Quase ao amanhecer se acaba
de rodar a festa. Os ajudantes começam a recolher toda a tralha. Paco deixa o
seu posto de figuração e avisa-me que é hora de partir. Saio sem olhar para
trás, acolhendo de bom coração o vento agitado. Procuro o afável nos ruído do
vento. Como um sopro, uma lâmpada apaga-se. Será que todo mundo passa por este
estado? Por que tenho tão pouco controle? O meu acompanhante comenta algo da
história do drama romântico, falando de dois homens que amam a duas mulheres,
e elas só escutam. Respondo, "estou tomado pelo perfume de Caetano". É um
momento de uma alegria, uma inconsequência. Onde se esconde o tempo perdido?

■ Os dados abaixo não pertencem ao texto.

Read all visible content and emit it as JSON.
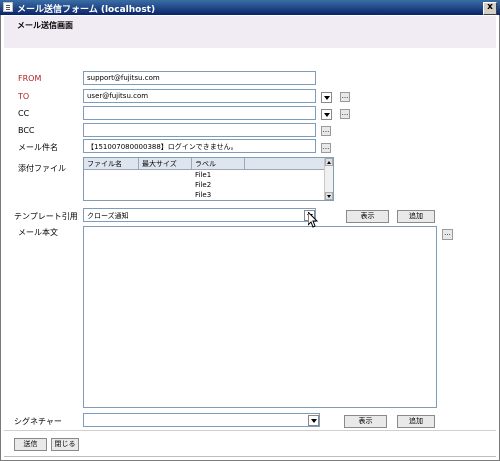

Desenho na mente a rodovia deserta. Tudo é abstrato: os olhos cheios de
sombras e riscos geométricos. Me dá uma sensação de calma, de conclusão.
Escreverei: olhos tomados pelo perfume de Caetano, penso. Escreverei: não sou
estrangeiro, sou baiano! Assim como assim talvez me ajude a respirar
felicidades para continuar vivendo.
de Madri, CRÔNICAS DOS DIAS
ERRANTES
(novembro 2001)
(27 de julho/2002) RT, CooJornal no 269
Antonio Naud é escritor, assessor literário, cineasta
RN
Antonio Júnior segue a caminhada de escritores como Bruce Chatwin, François
Augiéras e Paul Bowles. Viaja por diversos países,
fotografando e escrevendo um diário de viagem. Escreve para as revistas Go
(Barcelona), Veludo (Lisboa), Simples? (SP) e é correspondente do jornal A
Tarde (Salvador, Bahia).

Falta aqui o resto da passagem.